9 S.E.2d 248 | Ga. | 1940
1. The general grounds are neither argued nor insisted upon, and are therefore treated as abandoned. The errors complained of with respect to the admission of testimony and the charge of the court relate to whether the defendant was prejudiced in his right to have the jury recommend mercy. *208
2. The declarations narrated by the wife in her testimony, to the effect that the deceased, who had been shot through the back with a large shotgun charge, and who died a few hours thereafter, told her upon her reaching the hospital, that "this is a terrible thing," and then proceeded to bid her and his daughter good-bye, and that shortly thereafter he told the wife that he saw heaven and his baby who had died some years previously, all strongly tended to show that the deceased was then and there conscious of his actual dying condition. The court did not err in admitting these declarations over the sole objection that they did not tend to show that the deceased was then and there conscious of his dying condition. See Lyens v. State,
3. The declarations by the deceased to the wife being admissible for the purpose indicated, it was not error, in the absence of a request, for the court to fail to charge the jury that they were admitted solely for that purpose. Central of Ga. Ry. Co. v. Brown,
4. In order for the declarations of a decedent as to the cause of his death and the person who killed him to be admitted in evidence against the defendant, it must be made to appear that the person making the declarations was then in the article of death and conscious of his condition. Code, § 38-307. However, it is not necessary that the testimony relating to declarations by the deceased as to the cause of his death, the person who killed him, his dying condition, and his consciousness of such fact at the time the declarations were made, should come from the same witness. Simpson v. State,
Judgment affirmed. All the Justicesconcur.

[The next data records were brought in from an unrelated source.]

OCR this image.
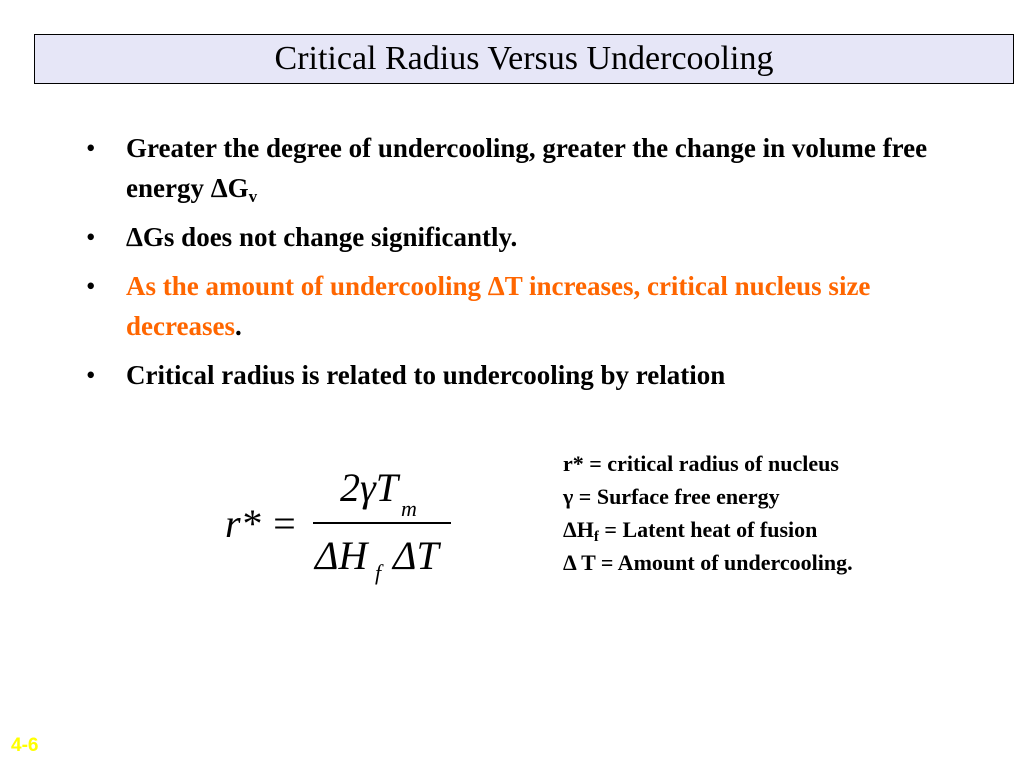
Critical Radius Versus Undercooling
•	Greater the degree of undercooling, greater the change in volume free energy $\Delta G_v$
•	ΔGs does not change significantly.
•	As the amount of undercooling ΔT increases, critical nucleus size decreases.
•	Critical radius is related to undercooling by relation
r* =
2γT m
ΔH f ΔT
r* = critical radius of nucleus
γ = Surface free energy
ΔHf = Latent heat of fusion
Δ T = Amount of undercooling.
4-6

While pleading not guilty, the defendant made the following statement to the jury: "The night this crime — I committed this crime, but I was sorry of it. These boys, Oscar and P. J. Grant, forced me in it. I did not want to do it. When I got in, I guess *210 my nerves went to pieces and the gun went off. If you find me guilty, I ask for the mercy of the court."

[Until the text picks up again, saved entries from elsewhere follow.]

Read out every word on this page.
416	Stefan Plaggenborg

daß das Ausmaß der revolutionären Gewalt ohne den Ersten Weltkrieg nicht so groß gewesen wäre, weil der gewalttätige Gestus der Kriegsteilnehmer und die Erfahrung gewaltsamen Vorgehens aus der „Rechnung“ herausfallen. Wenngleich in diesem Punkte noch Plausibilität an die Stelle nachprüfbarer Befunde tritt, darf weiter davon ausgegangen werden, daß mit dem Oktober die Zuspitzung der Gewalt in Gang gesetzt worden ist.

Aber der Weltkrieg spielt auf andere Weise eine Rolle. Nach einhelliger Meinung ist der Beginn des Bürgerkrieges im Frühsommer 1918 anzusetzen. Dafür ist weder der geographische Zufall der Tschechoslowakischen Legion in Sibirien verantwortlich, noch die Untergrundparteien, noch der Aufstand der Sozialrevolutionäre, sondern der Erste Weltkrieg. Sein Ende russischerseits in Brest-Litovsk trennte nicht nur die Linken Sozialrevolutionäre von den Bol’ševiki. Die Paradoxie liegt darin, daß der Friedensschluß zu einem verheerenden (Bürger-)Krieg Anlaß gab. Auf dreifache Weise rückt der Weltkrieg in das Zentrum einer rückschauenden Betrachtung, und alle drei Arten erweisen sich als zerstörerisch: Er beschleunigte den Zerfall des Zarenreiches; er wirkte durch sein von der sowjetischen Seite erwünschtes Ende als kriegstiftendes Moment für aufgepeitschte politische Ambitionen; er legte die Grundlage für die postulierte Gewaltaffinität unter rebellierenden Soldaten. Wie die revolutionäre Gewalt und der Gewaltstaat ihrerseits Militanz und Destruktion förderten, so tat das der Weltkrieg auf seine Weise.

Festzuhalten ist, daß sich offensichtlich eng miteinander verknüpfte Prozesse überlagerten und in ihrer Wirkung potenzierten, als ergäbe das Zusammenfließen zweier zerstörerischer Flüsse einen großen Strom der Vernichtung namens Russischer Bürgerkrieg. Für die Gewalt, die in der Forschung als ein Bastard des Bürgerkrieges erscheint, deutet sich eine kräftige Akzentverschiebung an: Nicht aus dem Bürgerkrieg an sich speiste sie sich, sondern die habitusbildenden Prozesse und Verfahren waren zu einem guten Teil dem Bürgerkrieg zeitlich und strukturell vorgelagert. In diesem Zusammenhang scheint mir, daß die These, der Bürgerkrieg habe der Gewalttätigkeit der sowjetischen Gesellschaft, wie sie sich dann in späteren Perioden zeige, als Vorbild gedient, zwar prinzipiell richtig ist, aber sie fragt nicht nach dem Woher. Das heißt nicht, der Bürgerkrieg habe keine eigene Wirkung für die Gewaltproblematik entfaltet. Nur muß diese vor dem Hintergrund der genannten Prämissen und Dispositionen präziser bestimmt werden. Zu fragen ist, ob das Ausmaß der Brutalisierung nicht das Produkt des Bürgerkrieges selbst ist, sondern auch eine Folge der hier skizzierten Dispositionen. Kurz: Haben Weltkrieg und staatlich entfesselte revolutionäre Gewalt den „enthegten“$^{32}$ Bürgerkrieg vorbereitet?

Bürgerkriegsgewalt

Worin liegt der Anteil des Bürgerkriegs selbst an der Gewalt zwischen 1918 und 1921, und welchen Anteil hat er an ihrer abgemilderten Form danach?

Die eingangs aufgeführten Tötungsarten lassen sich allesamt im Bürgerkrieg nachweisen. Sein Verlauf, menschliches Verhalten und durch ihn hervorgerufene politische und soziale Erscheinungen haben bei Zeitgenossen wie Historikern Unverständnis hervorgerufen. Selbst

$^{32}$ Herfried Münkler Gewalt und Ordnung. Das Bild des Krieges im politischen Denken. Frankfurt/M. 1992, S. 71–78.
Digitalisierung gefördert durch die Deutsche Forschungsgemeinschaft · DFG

The general grounds are neither argued nor insisted on. The sole exceptions concern alleged errors in admitting certain statements by the widow of the deceased, as to his alleged dying declarations, and the charge of the court with reference thereto. These declarations were admitted, over objections, for the sole purpose, as announced by the court, of showing that the deceased was at that time conscious of his dying condition. The sole ground of exception to the admission of this evidence is that it was not sufficient to show that the deceased was conscious of that condition, did not throw light on that question, and its admission was prejudicial. Exception is taken to the charge of the court on the subject of dying declarations, on the ground that the charge itself did not also state that the declarations had been admitted solely for the purpose which the court had already indicated at the time they were received in evidence. Exception is further taken to the charge, in that it authorized the jury to consider the declarations of the deceased as stated by the wife, although they did not tend to prove any relevant fact embraced in the res gestae or relating to the cause of death and the person killing; and that the effect of the charge, in authorizing the jury to consider such declarations, was to bias the minds of the jury in their approach to the question of whether they would recommend mercy.